BIENNALE DE LYON : « CORPS REBELLES », MUSEE DES CONFLUENCES

corps-rebelles

CORPS REBELLES – Exposition au Musée des Confluences – 17ème Biennale de danse de Lyon.

Un mouvement de pensée.

Si vous passez par Lyon, ne ratez pas cette magnifique exposition proposée dans le cadre de la 17ème Biennale de danse et imaginée par la journaliste Agnès Izrine qui en a été la commissaire.

S’il faut s’y rendre, c’est d’abord pour visiter le Musée des Confluences lui-même ; ce lieu tant attendu est à la hauteur de nos espérances. Il abrite un ensemble de collections tout à fait originales et qui constituent le fonds permanent du Musée.

Ensuite, il faut y aller car, dans la catégorie des expositions temporaires, celle proposée au public par la Biennale de danse de Lyon – mais qui perdurera jusqu’au mois de mars 2017 – marquera sans doute la vie du Musée.

Imaginée pour donner au visiteur toutes les clés, voire les fondamentaux de la danse de ces dernières années, elle apporte son lot d’informations et précipite les plus férus dans la nostalgie d’une époque qu’ils ont traversée.

La scénographie nous plonge dès l’entrée dans le noir. Après le kakemono donnant les classiques repères chronologiques, munis d’un casque et d’un récepteur qui reçoit – à coup sûr – les ondes Bluetooth, on entend les musiques et commentaires des films. Se détache alors plusieurs spots, sorte de stations qui rassemblent photos et films.

Six sont proposées pour mieux comprendre l’art chorégraphique à savoir « la danse virtuose », « la danse vulnérable », « la danse savante vs la danse populaire », « la danse politique », « la danse d’ailleurs », « Lyon, terre de danse » et « les sacres du printemps ».

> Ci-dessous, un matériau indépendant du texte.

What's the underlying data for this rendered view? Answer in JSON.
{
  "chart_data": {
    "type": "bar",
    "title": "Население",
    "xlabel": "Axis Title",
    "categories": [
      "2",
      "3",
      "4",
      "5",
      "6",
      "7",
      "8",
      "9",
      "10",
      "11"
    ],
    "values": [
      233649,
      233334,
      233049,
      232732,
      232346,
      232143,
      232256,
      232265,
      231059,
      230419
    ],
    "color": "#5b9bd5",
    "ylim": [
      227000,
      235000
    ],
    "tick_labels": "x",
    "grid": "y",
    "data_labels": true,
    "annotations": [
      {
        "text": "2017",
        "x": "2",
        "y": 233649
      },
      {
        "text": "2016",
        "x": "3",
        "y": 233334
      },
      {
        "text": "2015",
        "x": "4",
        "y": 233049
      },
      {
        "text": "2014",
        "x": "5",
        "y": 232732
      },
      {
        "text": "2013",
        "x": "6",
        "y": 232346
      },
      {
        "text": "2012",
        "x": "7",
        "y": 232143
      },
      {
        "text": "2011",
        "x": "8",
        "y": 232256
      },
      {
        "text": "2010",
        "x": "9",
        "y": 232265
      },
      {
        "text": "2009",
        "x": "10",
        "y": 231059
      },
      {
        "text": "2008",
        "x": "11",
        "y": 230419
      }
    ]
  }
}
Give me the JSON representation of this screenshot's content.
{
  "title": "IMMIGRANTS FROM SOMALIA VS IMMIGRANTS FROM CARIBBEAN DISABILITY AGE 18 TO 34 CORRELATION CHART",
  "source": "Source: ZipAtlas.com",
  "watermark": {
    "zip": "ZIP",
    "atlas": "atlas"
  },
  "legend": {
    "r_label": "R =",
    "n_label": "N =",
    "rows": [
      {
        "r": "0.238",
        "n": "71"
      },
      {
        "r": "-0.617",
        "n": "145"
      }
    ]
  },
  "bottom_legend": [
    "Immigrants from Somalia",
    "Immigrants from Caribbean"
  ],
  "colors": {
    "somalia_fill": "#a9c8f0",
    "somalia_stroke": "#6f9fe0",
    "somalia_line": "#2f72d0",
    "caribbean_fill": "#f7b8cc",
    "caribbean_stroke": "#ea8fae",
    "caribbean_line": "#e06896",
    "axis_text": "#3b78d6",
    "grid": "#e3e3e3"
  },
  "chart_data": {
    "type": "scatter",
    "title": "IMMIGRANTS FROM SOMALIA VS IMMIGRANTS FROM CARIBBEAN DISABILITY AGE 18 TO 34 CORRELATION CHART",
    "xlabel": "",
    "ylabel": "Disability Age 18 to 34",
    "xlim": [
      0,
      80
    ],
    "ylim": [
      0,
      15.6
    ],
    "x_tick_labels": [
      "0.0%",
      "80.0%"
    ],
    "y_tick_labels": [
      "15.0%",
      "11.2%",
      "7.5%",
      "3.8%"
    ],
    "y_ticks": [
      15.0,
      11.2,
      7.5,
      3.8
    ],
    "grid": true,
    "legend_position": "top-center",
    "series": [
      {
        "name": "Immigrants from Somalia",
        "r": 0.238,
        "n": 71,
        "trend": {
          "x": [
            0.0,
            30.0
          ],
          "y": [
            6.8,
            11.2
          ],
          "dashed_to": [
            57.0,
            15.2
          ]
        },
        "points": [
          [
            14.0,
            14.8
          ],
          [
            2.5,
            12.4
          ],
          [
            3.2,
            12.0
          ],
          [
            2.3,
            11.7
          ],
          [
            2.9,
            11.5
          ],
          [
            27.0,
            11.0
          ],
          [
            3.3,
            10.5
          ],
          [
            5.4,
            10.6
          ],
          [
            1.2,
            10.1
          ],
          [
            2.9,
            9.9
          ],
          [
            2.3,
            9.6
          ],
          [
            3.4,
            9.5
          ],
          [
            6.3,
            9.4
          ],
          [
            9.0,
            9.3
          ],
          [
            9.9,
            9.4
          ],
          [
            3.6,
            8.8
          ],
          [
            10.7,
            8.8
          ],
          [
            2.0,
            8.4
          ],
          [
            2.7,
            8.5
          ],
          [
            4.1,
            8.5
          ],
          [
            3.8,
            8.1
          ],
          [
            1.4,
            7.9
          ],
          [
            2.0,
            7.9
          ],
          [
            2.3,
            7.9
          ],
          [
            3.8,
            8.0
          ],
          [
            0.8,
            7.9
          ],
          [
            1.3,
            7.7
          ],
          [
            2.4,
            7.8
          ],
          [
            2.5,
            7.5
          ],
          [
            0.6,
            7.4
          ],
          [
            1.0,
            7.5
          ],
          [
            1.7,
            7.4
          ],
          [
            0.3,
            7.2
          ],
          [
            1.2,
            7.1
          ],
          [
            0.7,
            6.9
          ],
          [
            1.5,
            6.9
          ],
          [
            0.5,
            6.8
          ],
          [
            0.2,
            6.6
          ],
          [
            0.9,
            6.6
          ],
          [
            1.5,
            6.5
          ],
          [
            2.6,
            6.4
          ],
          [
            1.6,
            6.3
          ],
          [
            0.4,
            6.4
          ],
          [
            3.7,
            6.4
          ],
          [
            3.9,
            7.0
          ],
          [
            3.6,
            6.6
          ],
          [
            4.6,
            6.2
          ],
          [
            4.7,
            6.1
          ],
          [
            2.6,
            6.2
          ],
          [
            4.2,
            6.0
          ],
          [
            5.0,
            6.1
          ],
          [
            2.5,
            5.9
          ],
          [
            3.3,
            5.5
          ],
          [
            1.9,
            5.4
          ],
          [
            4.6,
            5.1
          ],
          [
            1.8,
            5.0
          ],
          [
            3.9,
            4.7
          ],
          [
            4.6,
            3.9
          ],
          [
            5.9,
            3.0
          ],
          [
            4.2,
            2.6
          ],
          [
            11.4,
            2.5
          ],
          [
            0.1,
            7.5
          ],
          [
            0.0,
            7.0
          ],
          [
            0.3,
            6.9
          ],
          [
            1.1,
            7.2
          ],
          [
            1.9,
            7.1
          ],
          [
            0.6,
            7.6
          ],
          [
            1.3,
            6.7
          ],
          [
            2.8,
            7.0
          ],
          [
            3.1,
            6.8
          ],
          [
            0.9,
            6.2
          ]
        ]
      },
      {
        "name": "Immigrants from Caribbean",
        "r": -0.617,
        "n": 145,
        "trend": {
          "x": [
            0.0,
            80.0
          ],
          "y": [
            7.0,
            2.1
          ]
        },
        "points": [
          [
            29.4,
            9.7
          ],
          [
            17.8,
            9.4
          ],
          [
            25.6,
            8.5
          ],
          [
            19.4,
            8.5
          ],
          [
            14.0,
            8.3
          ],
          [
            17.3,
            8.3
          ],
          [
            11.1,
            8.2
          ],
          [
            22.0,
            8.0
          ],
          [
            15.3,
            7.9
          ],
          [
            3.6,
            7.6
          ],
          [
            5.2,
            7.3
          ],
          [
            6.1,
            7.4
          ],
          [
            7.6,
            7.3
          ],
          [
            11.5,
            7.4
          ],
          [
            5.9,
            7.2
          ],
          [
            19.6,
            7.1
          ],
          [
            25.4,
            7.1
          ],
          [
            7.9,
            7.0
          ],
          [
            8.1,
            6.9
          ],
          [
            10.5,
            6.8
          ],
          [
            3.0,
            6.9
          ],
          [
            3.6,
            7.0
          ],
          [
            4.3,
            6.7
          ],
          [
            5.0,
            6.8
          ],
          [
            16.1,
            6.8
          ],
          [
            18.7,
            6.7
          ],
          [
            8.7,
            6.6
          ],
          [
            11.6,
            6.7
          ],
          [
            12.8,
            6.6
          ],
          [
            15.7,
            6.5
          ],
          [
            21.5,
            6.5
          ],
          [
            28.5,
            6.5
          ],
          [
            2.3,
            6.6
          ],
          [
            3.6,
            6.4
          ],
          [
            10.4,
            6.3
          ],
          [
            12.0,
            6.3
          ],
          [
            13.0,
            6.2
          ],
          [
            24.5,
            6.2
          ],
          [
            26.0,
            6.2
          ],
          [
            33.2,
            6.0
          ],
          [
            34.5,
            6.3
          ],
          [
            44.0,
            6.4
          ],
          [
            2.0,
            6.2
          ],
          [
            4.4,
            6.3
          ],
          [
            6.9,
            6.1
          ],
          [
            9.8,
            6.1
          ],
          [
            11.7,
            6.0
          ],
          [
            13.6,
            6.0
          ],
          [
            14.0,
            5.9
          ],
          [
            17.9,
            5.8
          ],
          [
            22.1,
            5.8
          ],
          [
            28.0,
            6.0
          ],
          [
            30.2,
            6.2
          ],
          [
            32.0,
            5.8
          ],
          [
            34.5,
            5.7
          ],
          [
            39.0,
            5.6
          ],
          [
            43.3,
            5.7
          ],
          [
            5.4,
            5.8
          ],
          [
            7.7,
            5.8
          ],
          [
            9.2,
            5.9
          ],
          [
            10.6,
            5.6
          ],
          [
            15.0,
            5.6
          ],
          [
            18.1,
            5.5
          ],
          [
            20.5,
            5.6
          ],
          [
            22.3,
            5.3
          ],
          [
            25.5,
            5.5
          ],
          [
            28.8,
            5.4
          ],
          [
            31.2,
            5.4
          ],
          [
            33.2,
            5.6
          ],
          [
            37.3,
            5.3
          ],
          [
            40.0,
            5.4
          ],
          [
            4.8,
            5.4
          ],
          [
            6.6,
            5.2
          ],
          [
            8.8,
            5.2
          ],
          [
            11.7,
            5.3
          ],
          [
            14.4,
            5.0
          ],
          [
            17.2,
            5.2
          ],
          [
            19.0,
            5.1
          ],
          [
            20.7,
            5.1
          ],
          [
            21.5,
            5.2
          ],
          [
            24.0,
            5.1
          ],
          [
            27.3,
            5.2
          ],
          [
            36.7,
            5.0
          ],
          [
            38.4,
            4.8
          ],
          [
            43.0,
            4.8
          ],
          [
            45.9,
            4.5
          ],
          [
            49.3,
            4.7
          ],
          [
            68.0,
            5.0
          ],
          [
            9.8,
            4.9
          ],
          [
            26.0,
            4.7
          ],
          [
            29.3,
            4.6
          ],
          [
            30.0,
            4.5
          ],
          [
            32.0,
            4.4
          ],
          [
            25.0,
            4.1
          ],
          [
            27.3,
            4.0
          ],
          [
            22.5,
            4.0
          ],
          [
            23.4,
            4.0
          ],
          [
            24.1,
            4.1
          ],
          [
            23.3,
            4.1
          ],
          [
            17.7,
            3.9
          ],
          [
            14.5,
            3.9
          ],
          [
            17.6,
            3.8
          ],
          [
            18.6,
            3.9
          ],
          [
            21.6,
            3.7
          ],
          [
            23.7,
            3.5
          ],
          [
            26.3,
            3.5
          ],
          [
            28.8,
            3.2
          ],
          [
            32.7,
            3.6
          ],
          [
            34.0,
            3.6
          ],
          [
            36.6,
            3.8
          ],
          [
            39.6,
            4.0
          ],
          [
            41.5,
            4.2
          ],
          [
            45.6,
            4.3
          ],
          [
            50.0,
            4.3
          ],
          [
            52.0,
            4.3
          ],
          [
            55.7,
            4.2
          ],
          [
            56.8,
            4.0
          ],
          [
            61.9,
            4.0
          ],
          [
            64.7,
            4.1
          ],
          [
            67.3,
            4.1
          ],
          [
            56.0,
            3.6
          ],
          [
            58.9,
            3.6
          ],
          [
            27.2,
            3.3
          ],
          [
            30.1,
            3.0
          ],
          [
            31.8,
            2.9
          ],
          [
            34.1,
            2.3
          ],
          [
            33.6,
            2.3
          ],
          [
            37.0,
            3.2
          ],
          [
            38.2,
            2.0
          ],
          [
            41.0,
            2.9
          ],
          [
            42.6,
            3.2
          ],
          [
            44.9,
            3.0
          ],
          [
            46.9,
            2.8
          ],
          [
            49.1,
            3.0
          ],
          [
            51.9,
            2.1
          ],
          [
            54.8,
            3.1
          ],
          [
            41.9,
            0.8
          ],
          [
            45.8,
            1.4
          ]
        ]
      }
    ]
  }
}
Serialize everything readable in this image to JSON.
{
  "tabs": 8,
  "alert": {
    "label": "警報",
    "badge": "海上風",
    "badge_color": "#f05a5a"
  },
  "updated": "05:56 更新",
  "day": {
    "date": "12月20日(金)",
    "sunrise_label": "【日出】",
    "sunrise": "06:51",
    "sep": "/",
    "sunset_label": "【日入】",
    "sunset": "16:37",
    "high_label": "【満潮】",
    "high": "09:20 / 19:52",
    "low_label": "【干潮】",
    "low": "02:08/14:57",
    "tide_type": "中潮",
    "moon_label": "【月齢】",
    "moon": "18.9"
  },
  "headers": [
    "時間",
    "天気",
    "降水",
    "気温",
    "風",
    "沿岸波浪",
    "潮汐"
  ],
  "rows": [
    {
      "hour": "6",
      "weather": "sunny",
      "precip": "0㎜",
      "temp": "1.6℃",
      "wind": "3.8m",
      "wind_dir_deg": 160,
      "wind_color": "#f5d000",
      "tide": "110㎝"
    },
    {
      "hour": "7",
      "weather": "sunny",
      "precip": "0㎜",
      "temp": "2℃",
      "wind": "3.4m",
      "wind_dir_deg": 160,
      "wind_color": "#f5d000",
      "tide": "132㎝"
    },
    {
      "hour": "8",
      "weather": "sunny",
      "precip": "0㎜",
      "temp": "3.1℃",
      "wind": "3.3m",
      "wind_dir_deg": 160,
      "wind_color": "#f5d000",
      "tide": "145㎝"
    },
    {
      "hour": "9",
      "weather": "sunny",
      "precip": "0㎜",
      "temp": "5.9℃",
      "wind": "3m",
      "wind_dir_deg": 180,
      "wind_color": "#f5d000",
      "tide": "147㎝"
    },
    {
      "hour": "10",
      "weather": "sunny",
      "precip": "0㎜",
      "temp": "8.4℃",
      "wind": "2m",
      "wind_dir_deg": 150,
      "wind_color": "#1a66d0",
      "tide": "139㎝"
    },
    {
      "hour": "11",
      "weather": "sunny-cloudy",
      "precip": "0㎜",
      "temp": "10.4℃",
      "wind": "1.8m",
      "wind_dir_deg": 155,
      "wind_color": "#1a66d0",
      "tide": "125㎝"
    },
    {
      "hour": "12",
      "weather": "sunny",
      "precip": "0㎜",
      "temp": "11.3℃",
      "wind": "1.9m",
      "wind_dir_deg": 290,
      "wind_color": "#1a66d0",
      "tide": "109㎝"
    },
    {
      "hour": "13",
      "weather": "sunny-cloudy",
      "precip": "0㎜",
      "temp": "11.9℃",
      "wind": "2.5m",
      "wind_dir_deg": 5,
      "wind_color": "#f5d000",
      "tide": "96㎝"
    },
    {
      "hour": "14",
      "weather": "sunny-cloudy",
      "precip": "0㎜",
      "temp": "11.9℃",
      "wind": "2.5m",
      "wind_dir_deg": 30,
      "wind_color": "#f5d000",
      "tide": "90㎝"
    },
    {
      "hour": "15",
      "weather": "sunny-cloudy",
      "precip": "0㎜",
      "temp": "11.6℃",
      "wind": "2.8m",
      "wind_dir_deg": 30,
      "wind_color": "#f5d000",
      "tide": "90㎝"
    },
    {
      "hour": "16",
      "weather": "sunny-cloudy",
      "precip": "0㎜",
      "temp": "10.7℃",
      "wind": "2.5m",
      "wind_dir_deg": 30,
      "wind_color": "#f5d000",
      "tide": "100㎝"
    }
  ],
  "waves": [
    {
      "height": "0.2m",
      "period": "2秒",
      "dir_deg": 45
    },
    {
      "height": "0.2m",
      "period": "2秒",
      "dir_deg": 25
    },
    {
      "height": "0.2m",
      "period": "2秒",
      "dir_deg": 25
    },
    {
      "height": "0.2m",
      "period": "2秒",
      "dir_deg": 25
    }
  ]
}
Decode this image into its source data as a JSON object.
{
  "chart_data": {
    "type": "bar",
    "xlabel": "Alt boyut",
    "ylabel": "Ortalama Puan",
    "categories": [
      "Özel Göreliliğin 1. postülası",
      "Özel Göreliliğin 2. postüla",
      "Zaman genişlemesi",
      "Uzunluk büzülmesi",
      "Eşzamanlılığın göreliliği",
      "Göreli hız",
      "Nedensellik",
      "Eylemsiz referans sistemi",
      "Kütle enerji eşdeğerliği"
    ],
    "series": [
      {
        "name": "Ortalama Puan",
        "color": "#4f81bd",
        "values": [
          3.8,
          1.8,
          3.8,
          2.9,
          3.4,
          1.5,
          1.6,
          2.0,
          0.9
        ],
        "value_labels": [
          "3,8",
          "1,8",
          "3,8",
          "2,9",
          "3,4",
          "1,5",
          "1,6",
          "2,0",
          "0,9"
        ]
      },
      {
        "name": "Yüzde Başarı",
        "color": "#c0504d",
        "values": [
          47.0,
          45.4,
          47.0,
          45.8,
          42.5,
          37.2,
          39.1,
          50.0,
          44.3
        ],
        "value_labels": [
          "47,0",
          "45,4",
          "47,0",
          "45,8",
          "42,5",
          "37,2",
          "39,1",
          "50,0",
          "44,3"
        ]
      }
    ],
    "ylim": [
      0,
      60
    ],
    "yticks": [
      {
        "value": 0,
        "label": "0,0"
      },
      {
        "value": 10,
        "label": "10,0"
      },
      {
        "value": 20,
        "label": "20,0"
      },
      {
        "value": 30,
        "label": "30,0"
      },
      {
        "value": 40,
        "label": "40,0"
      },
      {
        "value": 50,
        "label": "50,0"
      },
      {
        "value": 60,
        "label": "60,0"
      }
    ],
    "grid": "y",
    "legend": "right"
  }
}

Dès le début, on est saisi par la performance technologique de cette installation qui traduit à la fois la modernité de l’ensemble mais aussi celle de la danse toujours en pointe dans son approche technologique.

« Le danseur passe sa vie à apprendre, parce qu’il sait que la danse, comme la vie, est en perpétuel devenir », lit-on dès l’entrée. Cette citation de Merce Cunningham, dont l’esprit plane dans toute cette exposition, tant son rôle a été majeur dans le développement de la danse contemporaine mondiale, donne aussi le ton du propos de cette rétrospective de 100 ans de danse.

Si les danses virtuoses ont un temps satisfait l’élite sociale qui se contentait d’apprécier seule l’excellence comme la qualité d’un mouvement, la danse « vulnérable » va la supplanter et la surpasser au point de pouvoir déclarer la fin des danses « savantes » au profit d’une intrusion de plus en plus importante des danses « populaires », naguère bannies par les églises. C’est avec le dépassement de cette limite que la danse « politique » va prendre le dessus, au point que les chorégraphes vont dès les années 1960 se méfier de la récupération par le pouvoir en place des danses monumentales et cesser d’utiliser les unissons, les danses de groupes callées parfaitement sur la musique symbolisant pour eux l’ordre militaire voire le fascisme.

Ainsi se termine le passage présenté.